Glossing over the fact that employment tribunals haven’t been called ‘industrial tribunals’ since 1998, the response by Jenny Willott – the Liberal Democrat MP covering as BIS employment relations minister during Jo Swinson’s maternity leave – is worth setting out in full:
I am disappointed that this figure is being bandied around yet again. It does not cost women more than £1,000 to go to a tribunal. It costs only £250 to start a claim, and most cases are finalised well before a hearing. For those who end up going to a hearing, fee remission applies in many cases, and if the women win their case, costs are often awarded against their former employers. It does not cost what the hon. Gentleman suggests, it is scaremongering by Labour Members, and I am concerned that this will put women off taking cases against their employers when they have been unfairly discriminated against.
Now, it’s true that it costs “only” £250 – the equivalent of a week’s wages if you’re on the national minimum wage, but clearly little more than loose change to a Parliamentary Under-Secretary of State – to start a claim for pregnancy, maternity or any other form of discrimination. But there’s little point paying to start a claim unless you intend to finish it, and if the respondent employer doesn’t settle your claim that will cost you another £950 – or another four weeks’ wages if you’re on the minimum wage. And why would the respondent employer settle your claim before seeing whether you are prepared to pay the £950 hearing fee on top of your £250 issue fee?
Then again, according to Ms Willott, that shouldn’t be a problem because “fee remission applies in many cases”. It does? I’d like to hear Ms Willott’s definition of ‘many’, because the only figures the Ministry of Justice has been willing to release to date show that 80 per cent of fee remission applications are rejected, and that just four per cent of claimants actually receive any fee remission. It’s entirely possible that the latter proportion has increased in recent months, but in that case why has the Ministry of Justice repeatedly declined to release more recent figures?
So, not much chance that you’ll get any fee remission then. But at least “costs are often awarded” against losing employers. They are? According to the official ET statistics, in 2011-12 costs were awarded to just 116 (0.005 per cent) of the some 24,000 claimants who won their case in the tribunal (either at a hearing, or through a default judgment). Call me picky, but I wouldn’t say that was “often”. Indeed, claimants are somewhat more likely to have costs awarded against them.

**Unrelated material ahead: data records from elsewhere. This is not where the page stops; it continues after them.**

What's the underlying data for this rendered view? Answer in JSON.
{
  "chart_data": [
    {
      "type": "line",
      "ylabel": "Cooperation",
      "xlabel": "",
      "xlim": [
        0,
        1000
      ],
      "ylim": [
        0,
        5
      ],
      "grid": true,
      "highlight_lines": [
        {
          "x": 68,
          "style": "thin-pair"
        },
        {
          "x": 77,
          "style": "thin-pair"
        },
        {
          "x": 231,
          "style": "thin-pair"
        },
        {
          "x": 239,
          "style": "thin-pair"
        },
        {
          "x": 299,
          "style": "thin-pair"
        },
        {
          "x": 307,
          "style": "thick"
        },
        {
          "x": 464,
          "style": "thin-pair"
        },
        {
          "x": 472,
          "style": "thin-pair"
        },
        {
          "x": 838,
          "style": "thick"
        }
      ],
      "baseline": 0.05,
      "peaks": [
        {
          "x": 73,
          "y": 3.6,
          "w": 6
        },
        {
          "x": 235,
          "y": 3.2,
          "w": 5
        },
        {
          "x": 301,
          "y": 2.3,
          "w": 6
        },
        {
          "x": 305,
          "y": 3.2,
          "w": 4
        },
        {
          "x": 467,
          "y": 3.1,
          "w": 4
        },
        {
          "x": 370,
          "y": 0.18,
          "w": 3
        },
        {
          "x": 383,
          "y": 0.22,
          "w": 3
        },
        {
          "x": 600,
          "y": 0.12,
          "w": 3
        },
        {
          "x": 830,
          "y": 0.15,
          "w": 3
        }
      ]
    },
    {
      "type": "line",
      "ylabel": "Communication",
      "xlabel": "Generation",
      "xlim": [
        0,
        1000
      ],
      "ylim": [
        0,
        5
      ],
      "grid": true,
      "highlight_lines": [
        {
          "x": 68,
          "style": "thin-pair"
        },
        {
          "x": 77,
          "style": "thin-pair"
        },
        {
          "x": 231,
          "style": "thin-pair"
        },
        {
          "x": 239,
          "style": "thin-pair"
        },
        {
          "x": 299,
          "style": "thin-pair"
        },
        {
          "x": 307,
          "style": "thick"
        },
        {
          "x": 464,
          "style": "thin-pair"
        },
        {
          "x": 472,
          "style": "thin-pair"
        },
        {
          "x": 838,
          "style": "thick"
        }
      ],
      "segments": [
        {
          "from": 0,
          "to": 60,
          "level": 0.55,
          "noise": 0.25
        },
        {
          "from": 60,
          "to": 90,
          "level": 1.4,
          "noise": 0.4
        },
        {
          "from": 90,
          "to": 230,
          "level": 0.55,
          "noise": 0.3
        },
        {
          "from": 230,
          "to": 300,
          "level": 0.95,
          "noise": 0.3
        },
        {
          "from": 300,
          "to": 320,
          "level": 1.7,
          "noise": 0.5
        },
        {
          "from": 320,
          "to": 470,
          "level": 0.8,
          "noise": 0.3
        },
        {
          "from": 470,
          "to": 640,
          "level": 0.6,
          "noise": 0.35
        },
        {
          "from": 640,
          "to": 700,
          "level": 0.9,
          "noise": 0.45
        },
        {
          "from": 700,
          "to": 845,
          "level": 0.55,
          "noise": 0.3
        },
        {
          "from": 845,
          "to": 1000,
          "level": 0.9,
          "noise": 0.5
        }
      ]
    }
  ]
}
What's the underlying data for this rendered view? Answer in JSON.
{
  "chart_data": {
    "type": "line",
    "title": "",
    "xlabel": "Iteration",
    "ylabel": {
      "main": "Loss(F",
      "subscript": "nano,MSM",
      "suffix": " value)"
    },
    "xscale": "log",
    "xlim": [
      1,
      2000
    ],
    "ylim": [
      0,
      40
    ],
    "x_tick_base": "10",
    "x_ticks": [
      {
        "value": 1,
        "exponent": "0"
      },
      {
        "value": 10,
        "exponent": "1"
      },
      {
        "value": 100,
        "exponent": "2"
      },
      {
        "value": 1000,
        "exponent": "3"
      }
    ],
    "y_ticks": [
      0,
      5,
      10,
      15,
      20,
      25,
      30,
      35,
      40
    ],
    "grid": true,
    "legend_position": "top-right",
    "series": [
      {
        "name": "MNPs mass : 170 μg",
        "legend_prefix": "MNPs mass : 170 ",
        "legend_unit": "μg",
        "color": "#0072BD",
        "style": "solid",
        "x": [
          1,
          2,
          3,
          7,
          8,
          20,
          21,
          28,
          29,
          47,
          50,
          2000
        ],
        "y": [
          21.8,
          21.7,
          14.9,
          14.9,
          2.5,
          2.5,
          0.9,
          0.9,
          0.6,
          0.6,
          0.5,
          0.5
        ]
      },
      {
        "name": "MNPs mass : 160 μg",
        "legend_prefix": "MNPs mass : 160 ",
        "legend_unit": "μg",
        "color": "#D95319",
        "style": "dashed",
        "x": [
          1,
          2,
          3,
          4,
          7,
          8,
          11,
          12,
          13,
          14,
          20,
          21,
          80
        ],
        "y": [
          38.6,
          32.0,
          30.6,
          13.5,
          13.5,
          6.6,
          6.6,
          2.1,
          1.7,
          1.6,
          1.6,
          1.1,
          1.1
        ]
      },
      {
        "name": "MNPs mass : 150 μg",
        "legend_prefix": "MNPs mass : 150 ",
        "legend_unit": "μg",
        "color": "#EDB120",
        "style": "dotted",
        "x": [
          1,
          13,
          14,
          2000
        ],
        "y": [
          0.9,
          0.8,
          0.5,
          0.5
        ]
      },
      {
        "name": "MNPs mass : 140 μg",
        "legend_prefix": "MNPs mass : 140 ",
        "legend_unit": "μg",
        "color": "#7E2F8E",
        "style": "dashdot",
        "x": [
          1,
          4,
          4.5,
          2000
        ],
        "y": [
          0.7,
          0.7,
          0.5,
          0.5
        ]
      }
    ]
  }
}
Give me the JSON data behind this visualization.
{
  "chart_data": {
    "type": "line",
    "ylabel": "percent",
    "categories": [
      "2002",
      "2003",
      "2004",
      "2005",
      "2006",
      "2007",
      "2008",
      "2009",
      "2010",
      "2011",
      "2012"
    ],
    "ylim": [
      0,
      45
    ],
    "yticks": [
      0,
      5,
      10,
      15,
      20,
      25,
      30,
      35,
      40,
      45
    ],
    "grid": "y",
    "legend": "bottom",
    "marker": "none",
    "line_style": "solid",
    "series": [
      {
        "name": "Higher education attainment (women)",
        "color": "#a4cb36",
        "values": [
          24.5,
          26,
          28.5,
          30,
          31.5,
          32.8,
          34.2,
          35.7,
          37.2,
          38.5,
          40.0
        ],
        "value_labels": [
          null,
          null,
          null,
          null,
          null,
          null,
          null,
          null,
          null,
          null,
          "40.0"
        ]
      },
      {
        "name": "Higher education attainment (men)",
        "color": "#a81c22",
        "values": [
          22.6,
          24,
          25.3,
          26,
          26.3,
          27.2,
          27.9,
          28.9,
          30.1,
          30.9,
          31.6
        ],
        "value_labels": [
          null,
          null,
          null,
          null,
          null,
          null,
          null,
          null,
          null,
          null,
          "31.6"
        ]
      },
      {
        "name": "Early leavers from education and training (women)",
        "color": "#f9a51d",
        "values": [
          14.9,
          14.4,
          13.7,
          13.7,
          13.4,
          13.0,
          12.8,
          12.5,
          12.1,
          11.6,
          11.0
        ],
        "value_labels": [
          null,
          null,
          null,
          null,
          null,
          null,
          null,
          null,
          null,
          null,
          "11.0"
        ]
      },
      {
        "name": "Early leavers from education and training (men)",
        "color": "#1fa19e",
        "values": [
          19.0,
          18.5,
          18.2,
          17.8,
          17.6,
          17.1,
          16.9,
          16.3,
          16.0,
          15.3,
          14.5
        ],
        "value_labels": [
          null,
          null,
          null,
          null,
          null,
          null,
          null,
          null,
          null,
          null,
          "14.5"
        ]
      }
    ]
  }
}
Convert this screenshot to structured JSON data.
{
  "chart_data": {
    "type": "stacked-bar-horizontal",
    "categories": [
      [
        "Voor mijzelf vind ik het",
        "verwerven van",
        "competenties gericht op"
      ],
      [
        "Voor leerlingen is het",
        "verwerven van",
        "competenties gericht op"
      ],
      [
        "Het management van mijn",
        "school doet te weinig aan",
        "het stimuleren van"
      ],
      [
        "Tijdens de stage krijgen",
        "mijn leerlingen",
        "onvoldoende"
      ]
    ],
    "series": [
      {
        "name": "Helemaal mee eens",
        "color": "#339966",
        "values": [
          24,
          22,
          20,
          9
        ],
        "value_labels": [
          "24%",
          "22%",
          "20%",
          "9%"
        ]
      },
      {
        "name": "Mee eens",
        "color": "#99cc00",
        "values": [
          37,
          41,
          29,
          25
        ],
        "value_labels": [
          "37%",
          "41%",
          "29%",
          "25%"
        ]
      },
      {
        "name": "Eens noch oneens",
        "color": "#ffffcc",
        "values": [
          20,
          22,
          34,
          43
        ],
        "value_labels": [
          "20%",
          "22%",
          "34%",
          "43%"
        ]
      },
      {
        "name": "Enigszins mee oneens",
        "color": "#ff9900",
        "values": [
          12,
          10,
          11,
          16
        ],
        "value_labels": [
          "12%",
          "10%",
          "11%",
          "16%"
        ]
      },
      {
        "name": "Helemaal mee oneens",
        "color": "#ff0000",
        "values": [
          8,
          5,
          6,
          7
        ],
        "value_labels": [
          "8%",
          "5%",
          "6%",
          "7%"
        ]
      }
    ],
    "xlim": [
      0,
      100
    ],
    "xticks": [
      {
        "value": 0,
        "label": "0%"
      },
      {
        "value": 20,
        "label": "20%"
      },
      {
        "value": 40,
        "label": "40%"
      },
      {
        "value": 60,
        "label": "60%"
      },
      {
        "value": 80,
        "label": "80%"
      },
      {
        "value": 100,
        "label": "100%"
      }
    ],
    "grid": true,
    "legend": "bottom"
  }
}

So, will many women who have been subjected to pregnancy or maternity discrimination by their employer be ‘put off’ from bringing an ET claim by John Cryer’s parliamentary question? I guess that comes down to whether you share the Minister’s rather unusual definition of ‘many’. But I think we can be sure that a great many more will be put off by having to fork out up to £1,200 in upfront fees, with little chance of any fee remission and – should they win – almost no chance of having costs awarded to them by the tribunal.